Das Pew Research Center’s Forum on Religion & Public Life veröffentlichte 2009 bis 2014 fünf globale Berichte zur Religionsfreiheit. Dazu gehören umfangreiche Rankings, deren Verlauf über den ganzen Zeitraum in vielfältigen Variationen verglichen wird.

Cover Plausibilitätsprüfung der PEW-Berichte zur ReligionsfreiheitZu allen Statistiken und wissenschaftlichen Ergebnissen gehört eine frühzeitige Plausibilitätsprüfung. Sie kann Schwächen von Untersuchungen aufdecken, ohne schon genau sagen zu können, woher die nicht plausiblen Ergebnisse stammen.

Die Zuordnung einzelner Länder erschien mir nicht sehr plausibel. Länder mit recht großzügiger Religionsfreiheit erhielten sehr schlechte Bewertungen, Länder mit schwerwiegenden Beschränkungen gute Werte, etwa wenn Deutschland für 2013 einen schlechteren SHI-Wert von 4,5 hat als Saudi Arabien mit 3,6. Zudem schwankten einige Länder innerhalb der sechs Jahre, die untersucht wurden, erheblich, in denen sich aus meiner Sicht keine nennenswerten Veränderungen der Lage abzeichnen. Dazu kommen erhebliche Unterschiede in der Einstufung von Ländern im Vergleich zu den Ergebnissen anderer Forscher.

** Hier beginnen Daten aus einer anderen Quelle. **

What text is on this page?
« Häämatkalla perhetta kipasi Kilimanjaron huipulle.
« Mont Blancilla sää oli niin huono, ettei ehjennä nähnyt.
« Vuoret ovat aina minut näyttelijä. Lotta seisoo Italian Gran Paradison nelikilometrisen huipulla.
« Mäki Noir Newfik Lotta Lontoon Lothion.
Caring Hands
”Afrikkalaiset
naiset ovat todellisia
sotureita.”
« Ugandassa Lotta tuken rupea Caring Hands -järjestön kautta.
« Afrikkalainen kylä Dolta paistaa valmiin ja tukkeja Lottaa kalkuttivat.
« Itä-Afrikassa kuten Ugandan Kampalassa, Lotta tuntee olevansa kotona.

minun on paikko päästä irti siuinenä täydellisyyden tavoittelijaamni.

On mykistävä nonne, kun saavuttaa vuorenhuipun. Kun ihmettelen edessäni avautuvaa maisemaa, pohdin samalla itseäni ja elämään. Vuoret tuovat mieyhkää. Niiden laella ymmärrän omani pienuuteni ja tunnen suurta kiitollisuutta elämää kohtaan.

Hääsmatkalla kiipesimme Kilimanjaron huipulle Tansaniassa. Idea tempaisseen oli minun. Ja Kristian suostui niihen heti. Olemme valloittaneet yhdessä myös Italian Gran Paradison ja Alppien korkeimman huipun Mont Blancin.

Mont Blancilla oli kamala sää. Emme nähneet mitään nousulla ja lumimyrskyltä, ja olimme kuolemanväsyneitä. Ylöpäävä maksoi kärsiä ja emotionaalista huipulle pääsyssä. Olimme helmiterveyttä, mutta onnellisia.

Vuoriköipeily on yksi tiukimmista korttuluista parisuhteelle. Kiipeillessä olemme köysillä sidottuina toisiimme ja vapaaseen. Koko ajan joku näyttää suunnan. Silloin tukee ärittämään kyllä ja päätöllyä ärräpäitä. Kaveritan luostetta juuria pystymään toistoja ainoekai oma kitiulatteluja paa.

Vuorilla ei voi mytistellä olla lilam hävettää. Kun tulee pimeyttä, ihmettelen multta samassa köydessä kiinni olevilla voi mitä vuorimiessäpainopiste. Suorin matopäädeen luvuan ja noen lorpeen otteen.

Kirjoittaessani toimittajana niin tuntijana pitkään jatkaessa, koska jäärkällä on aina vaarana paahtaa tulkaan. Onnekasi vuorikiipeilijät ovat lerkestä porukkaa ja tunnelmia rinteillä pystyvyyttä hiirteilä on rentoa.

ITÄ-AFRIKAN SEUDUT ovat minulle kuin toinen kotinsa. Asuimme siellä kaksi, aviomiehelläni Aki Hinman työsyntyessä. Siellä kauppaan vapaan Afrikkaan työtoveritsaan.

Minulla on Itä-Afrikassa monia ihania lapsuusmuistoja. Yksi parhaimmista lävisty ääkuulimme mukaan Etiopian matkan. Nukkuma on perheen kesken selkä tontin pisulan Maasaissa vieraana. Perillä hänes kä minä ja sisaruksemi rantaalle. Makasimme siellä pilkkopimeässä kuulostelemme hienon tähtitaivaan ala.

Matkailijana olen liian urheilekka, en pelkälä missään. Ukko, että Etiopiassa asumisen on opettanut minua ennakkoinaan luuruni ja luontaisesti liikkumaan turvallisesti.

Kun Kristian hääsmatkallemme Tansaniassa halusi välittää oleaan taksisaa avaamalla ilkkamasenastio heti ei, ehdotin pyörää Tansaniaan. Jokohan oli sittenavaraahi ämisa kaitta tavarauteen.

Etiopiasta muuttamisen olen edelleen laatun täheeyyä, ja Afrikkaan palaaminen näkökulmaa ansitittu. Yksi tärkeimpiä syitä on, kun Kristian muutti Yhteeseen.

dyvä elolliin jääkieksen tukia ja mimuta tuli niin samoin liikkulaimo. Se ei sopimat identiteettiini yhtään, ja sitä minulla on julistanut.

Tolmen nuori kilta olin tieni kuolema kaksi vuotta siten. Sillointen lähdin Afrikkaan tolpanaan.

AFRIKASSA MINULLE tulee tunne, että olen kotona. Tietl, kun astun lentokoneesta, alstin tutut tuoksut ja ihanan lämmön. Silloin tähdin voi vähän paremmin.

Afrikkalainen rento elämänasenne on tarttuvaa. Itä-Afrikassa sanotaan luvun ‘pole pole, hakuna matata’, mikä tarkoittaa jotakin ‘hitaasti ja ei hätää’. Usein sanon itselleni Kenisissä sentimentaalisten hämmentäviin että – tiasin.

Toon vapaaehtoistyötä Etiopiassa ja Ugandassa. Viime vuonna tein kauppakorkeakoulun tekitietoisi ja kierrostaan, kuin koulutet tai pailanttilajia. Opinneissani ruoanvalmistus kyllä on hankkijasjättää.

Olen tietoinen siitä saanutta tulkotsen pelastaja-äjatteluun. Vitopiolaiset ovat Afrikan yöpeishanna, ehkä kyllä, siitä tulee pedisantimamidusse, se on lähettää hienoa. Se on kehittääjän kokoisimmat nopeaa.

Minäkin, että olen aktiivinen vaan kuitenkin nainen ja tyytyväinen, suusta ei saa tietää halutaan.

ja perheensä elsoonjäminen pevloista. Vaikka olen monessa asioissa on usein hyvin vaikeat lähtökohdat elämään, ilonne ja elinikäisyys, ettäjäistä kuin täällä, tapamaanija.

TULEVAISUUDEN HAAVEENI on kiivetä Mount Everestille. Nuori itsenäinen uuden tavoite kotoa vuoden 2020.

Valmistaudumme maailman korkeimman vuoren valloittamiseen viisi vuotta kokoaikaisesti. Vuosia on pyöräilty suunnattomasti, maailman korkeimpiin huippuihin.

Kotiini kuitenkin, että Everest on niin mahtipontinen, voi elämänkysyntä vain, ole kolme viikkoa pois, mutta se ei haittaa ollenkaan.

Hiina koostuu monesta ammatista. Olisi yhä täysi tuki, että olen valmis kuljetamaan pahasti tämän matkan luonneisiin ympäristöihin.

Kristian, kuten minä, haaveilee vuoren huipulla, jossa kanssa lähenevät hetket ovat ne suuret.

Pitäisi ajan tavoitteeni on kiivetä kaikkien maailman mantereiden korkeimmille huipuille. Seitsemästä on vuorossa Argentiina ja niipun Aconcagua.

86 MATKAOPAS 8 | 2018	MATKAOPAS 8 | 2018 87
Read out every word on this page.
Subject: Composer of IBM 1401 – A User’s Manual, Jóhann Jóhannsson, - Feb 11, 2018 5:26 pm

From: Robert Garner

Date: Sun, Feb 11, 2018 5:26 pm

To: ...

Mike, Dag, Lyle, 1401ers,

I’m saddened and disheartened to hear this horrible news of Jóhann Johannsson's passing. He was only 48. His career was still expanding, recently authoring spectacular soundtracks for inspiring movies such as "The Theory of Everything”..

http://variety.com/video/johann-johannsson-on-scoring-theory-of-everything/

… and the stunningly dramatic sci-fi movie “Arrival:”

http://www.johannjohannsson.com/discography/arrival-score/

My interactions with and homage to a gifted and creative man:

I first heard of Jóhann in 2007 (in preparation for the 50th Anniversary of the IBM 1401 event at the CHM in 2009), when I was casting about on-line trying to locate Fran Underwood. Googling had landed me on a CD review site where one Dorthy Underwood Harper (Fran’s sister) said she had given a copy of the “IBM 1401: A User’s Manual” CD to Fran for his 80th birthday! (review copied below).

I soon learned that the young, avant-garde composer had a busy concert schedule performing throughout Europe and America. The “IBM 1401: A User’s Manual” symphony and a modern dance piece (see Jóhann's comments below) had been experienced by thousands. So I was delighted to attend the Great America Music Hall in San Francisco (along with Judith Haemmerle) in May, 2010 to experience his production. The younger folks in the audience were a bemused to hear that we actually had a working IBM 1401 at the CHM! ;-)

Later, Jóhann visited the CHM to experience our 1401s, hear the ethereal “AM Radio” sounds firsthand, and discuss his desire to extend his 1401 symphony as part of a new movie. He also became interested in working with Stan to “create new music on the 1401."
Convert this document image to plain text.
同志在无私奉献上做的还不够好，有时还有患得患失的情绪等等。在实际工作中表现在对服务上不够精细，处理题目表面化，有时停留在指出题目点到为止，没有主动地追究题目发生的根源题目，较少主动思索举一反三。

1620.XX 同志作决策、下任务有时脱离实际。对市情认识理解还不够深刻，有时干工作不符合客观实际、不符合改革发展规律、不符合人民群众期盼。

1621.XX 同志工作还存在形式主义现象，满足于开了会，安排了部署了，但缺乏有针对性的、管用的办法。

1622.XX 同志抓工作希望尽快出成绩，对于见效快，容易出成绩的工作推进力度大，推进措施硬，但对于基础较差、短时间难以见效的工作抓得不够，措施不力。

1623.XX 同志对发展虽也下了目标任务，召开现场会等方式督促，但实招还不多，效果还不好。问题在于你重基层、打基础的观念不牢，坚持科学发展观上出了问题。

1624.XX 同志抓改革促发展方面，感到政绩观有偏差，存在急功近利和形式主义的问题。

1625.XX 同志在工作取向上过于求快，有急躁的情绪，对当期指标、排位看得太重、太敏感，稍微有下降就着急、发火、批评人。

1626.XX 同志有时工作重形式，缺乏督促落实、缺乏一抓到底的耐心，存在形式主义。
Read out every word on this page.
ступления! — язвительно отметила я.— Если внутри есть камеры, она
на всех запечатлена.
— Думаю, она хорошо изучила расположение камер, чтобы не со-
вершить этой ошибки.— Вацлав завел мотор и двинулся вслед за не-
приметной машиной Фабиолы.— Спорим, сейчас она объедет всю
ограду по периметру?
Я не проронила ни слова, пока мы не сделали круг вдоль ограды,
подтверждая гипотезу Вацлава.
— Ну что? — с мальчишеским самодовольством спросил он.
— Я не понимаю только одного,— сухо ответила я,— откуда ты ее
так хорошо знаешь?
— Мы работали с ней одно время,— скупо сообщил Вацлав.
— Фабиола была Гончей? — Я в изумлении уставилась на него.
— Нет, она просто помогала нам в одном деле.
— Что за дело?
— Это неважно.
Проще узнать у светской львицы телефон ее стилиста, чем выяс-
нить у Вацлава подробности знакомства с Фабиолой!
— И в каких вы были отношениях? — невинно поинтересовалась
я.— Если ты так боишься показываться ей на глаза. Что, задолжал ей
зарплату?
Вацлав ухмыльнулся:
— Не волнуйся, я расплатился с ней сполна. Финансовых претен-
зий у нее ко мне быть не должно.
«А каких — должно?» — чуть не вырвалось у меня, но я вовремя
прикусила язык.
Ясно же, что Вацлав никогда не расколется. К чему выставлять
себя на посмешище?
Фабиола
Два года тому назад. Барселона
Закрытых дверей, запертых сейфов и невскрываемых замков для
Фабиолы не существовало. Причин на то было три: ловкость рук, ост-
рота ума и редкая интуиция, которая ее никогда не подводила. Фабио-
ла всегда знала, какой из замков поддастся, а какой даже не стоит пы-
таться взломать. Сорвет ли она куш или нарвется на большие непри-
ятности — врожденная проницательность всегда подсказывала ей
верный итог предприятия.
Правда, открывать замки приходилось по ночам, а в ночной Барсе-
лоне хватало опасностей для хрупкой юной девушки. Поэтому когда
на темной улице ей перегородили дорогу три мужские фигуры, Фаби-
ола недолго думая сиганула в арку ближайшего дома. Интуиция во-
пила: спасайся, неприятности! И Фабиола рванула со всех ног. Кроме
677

Also begann ich, einige Länder im Zeitlauf anzuschauen und dann Länder innerhalb eines Jahres und im Zeitlauf miteinander zu vergleichen. Das Ergebnis findet sich beispielhaft unten und lässt erhebliche Zweifel an der Zuverlässigkeit der Ergebnisse aufkommen.

Berichte und Abkürzungen

  • PEW 2009 = Stand: Mitte 2007
  • PEW 2011 = Stand: Mitte 2009
  • PEW 2012 = Stand: Mitte 2010
  • PEW 2013 = Stand: Ende 2011
  • PEW 2014 = Stand Ende 2012
  • PEW 2015 = Stand Ende 2013
  • PEW 2016 = Stand Ende 2014

Alle Angaben unten beziehen sich durchgängig auf den Stand, nicht auf das Veröffentlichungsjahr des Berichts.

GRI = Government Restrictions [on Religion] Index (= Beschränkung der Religion staatlicherseits)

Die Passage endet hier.